Two years after, the same leaders submitted the Declaration of Rights and Purposes petition asking the American government to make Mindanao, Sulu, and Palawan “an unorganized territory of the United States of America.” The last of these entreaties was  the Dansalan Declaration of March 18, 1935, where Moro leaders (Maranaos, in particular) vehemently opposed the formal integration of the Moroland to the Commonwealth Republic of the Philippines.  

When the historian Michael Hawkins did his field research in the Lanao del Sur areas in early 2000, he again would encounter similar sentiments: his respondents inquired if it was still possible for Muslim Mindanao to become the United States’ 51st state. Hawkin has a new book available.)

There is every reason for nationalists to argue about the bad things the American “Empire” had brought on the Philippines, and history has often been on their side. But it is easy to preach to the converted, especially those who have come to learn about imperial depravities from books on American global power (of which there are countless). 

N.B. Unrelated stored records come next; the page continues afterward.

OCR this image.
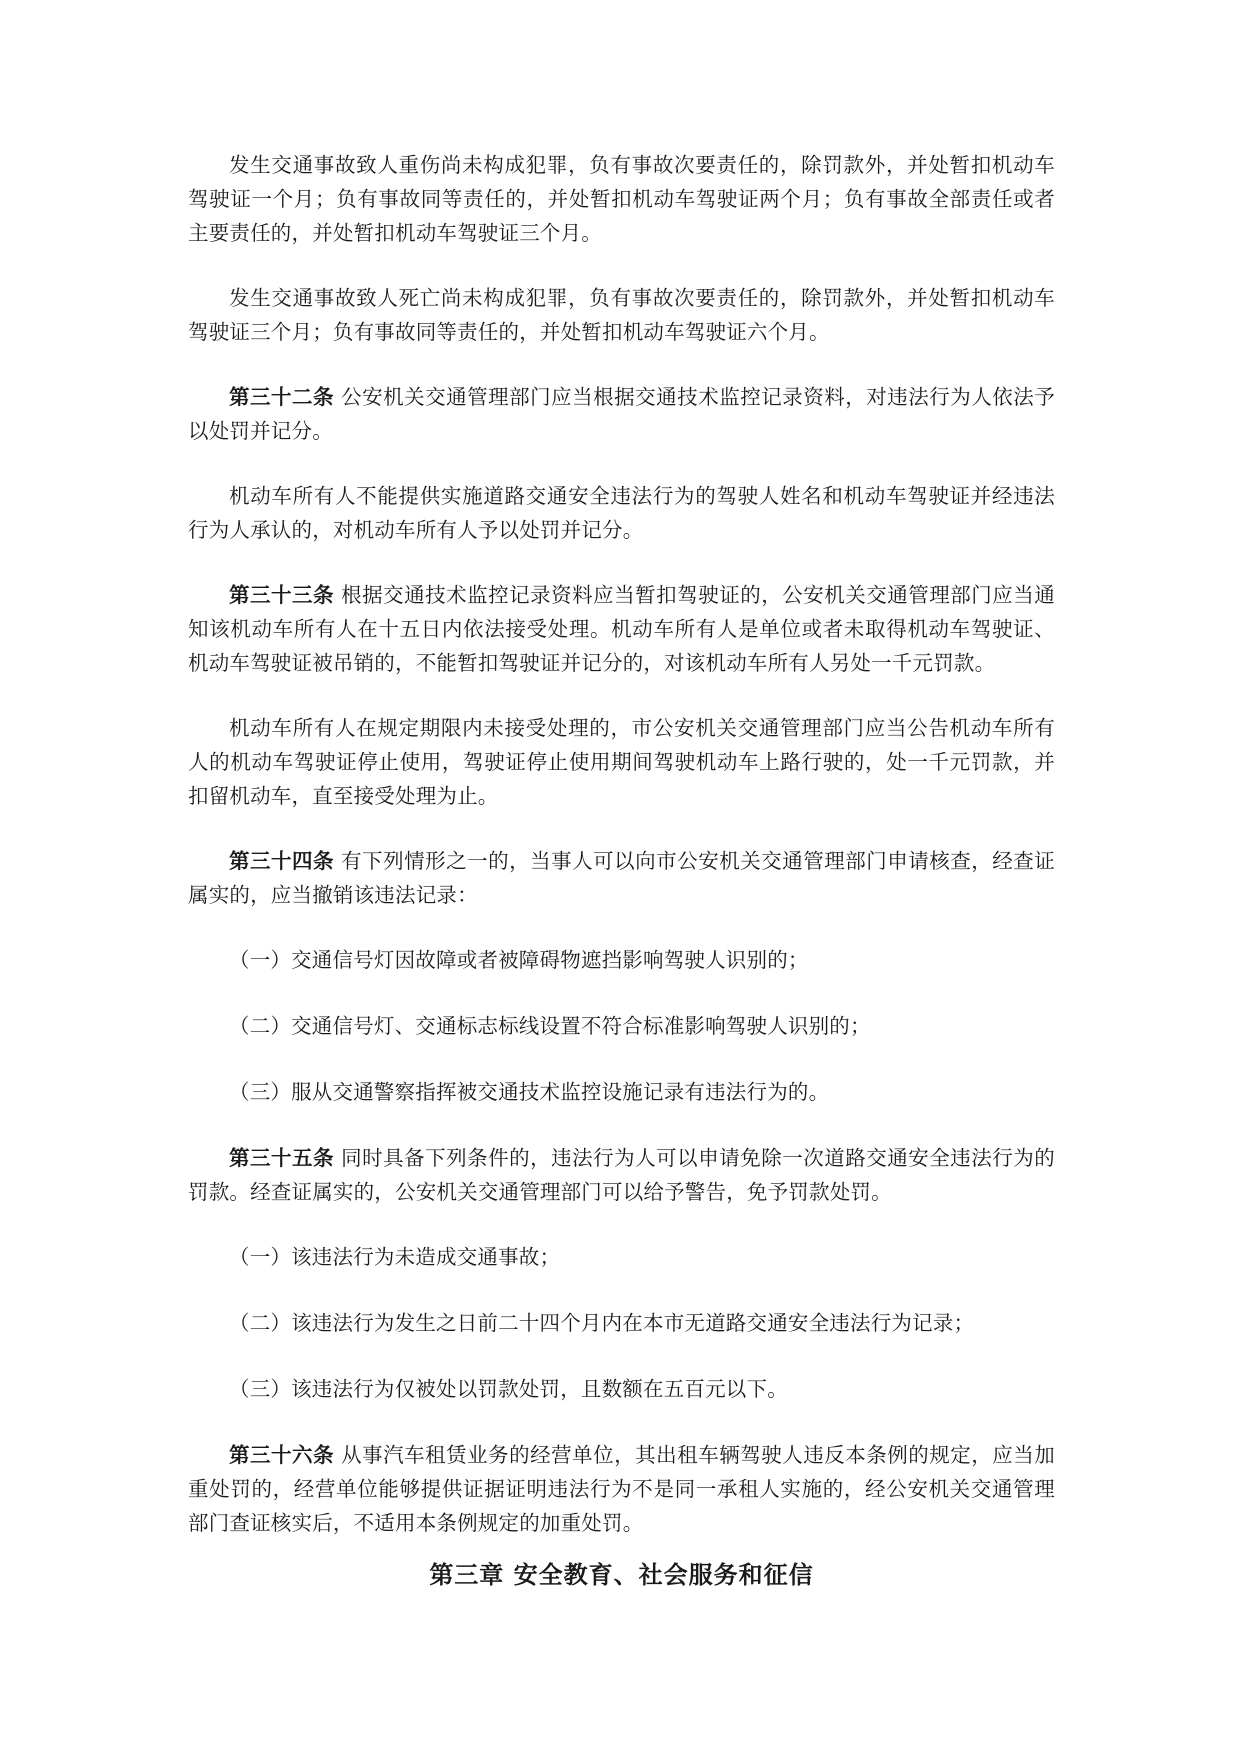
发生交通事故致人重伤尚未构成犯罪，负有事故次要责任的，除罚款外，并处暂扣机动车驾驶证一个月；负有事故同等责任的，并处暂扣机动车驾驶证两个月；负有事故全部责任或者主要责任的，并处暂扣机动车驾驶证三个月。

发生交通事故致人死亡尚未构成犯罪，负有事故次要责任的，除罚款外，并处暂扣机动车驾驶证三个月；负有事故同等责任的，并处暂扣机动车驾驶证六个月。

第三十二条 公安机关交通管理部门应当根据交通技术监控记录资料，对违法行为人依法予以处罚并记分。

机动车所有人不能提供实施道路交通安全违法行为的驾驶人姓名和机动车驾驶证并经违法行为人承认的，对机动车所有人予以处罚并记分。

第三十三条 根据交通技术监控记录资料应当暂扣驾驶证的，公安机关交通管理部门应当通知该机动车所有人在十五日内依法接受处理。机动车所有人是单位或者未取得机动车驾驶证、机动车驾驶证被吊销的，不能暂扣驾驶证并记分的，对该机动车所有人另处一千元罚款。

机动车所有人在规定期限内未接受处理的，市公安机关交通管理部门应当公告机动车所有人的机动车驾驶证停止使用，驾驶证停止使用期间驾驶机动车上路行驶的，处一千元罚款，并扣留机动车，直至接受处理为止。

第三十四条 有下列情形之一的，当事人可以向市公安机关交通管理部门申请核查，经查证属实的，应当撤销该违法记录：

（一）交通信号灯因故障或者被障碍物遮挡影响驾驶人识别的；

（二）交通信号灯、交通标志标线设置不符合标准影响驾驶人识别的；

（三）服从交通警察指挥被交通技术监控设施记录有违法行为的。

第三十五条 同时具备下列条件的，违法行为人可以申请免除一次道路交通安全违法行为的罚款。经查证属实的，公安机关交通管理部门可以给予警告，免予罚款处罚。

（一）该违法行为未造成交通事故；

（二）该违法行为发生之日前二十四个月内在本市无道路交通安全违法行为记录；

（三）该违法行为仅被处以罚款处罚，且数额在五百元以下。

第三十六条 从事汽车租赁业务的经营单位，其出租车辆驾驶人违反本条例的规定，应当加重处罚的，经营单位能够提供证据证明违法行为不是同一承租人实施的，经公安机关交通管理部门查证核实后，不适用本条例规定的加重处罚。

第三章 安全教育、社会服务和征信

However, it will take more than a slogan or a passionate essay to convince a people whose experiences with the United States have not always been that negative. It will probably involve nationalists going down to communities and making their case. They have no choice. Kaplan’s essay details the care with which US Special Forces sought to win the hearts and minds of Tausogs in Basilan. It will be quite ironic that this civic action-type approach will most likely be the model for nationalists if they want to make a dent on this resilient pro-Americanism in Moro Mindanao.  

And we are not even talking yet about American civilian presence in Muslim Mindanao! – Rappler.com 

Patricio N. Abinales is professor of Asian Studies at the University of Hawaii-Manoa. He is from Mindanao.